Sonographic postpartum anal sphincter defects and the association with pelvic floor pain and dyspareunia

Acta Obstet Gynecol Scand. 2023 Oct;102(10):1290-1297. doi: 10.1111/aogs.14606. Epub 2023 Jun 23.


Introduction: Pelvic floor pain and dyspareunia are both important entities of postpartum pelvic pain, often concomitant and associated with perineal tears during vaginal delivery. The association between postpartum sonographic anal sphincter defects, pelvic floor pain, and dyspareunia has not been fully established. We aimed to determine the prevalence of postpartum anal sphincter defects using three-dimensional endoanal ultrasonography (3D-EAUS) and evaluate their association with symptoms of pelvic floor pain and dyspareunia.

Material and methods: This prospective cohort study followed 239 primiparas from birth to 12 months post delivery. Anal sphincters were assessed with 3D-EAUS 3 months postpartum, and self-reported pelvic floor function data were obtained using a web-based questionnaire distributed 1 year after delivery. Descriptive statistics were compared between the patients with and without sonographic defects, and the association between sonographic sphincter defects and outcomes were analyzed using logistic regression.

Results: At 3 months postpartum, 48/239 (20%) patients had anal sphincter defects on 3D-EAUS, of which 43 (18%) were not clinically diagnosed with obstetric anal sphincter injury at the time of delivery. Patients with sonographic defects had higher fetal weight than those without defects, and a perineum <2 cm before the suture was a risk factor for defects (odds ratio [OR], 6.9). Patients with sonographic defects had a higher frequency of dyspareunia (OR, 2.4), and pelvic floor pain (OR, 2.3) than those without defects.

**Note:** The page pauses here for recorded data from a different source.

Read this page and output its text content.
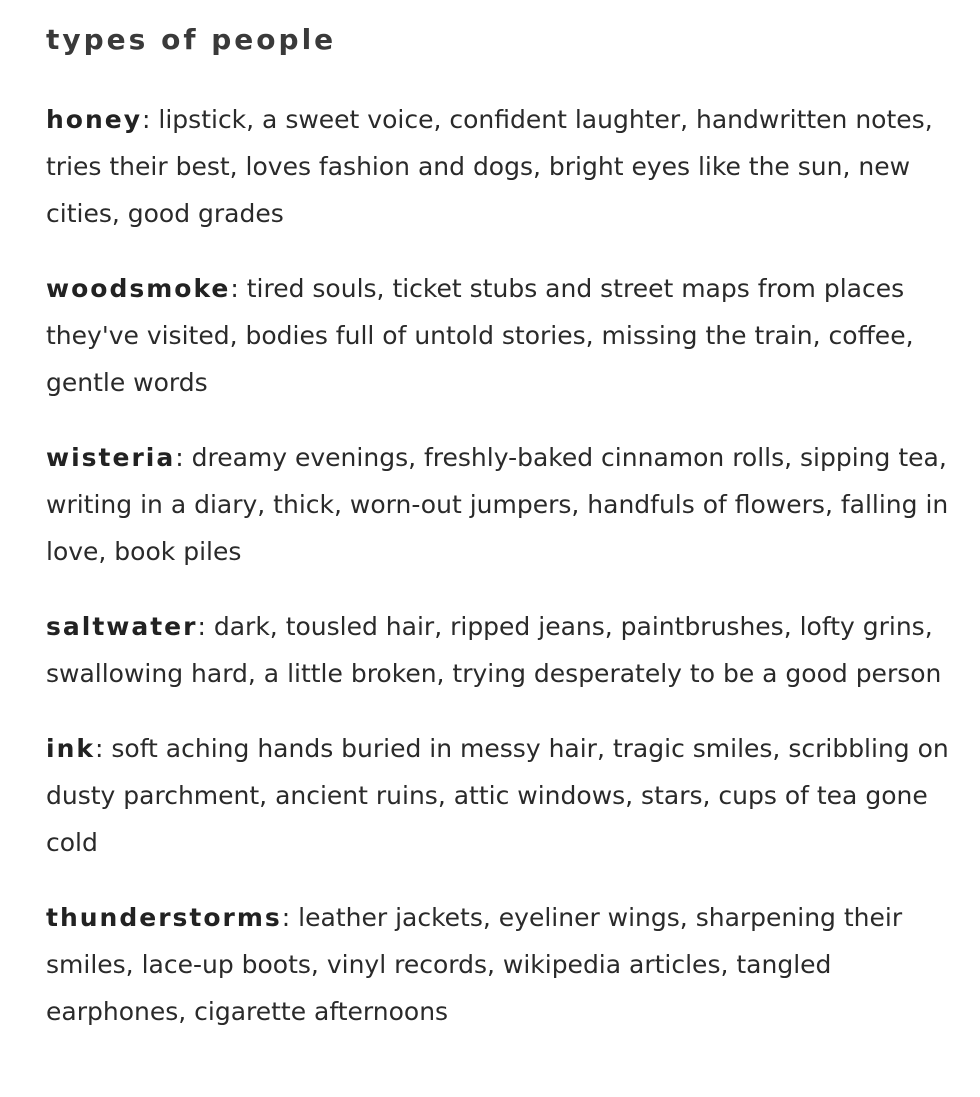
types of people
honey: lipstick, a sweet voice, confident laughter, handwritten notes, tries their best, loves fashion and dogs, bright eyes like the sun, new cities, good grades
woodsmoke: tired souls, ticket stubs and street maps from places they've visited, bodies full of untold stories, missing the train, coffee, gentle words
wisteria: dreamy evenings, freshly-baked cinnamon rolls, sipping tea, writing in a diary, thick, worn-out jumpers, handfuls of flowers, falling in love, book piles
saltwater: dark, tousled hair, ripped jeans, paintbrushes, lofty grins, swallowing hard, a little broken, trying desperately to be a good person
ink: soft aching hands buried in messy hair, tragic smiles, scribbling on dusty parchment, ancient ruins, attic windows, stars, cups of tea gone cold
thunderstorms: leather jackets, eyeliner wings, sharpening their smiles, lace-up boots, vinyl records, wikipedia articles, tangled earphones, cigarette afternoons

Conclusions: Our results suggest an association between postpartum sonographic anal sphincter defects, pelvic floor pain, and dyspareunia. A perineal height <2 cm, measured by bidigital palpation immediately postdelivery, was a risk factor for sonographic anal sphincter defect. We suggest offering pelvic floor sonography around 3 months postpartum to high- risk women to optimize diagnosis and treatment of perineal tears and include perineum <2 cm prior to primary repair as a proposed indication for postpartum follow-up sonography.

Keywords: anal sphincter defect; dyspareunia; pelvic floor; perineal pain.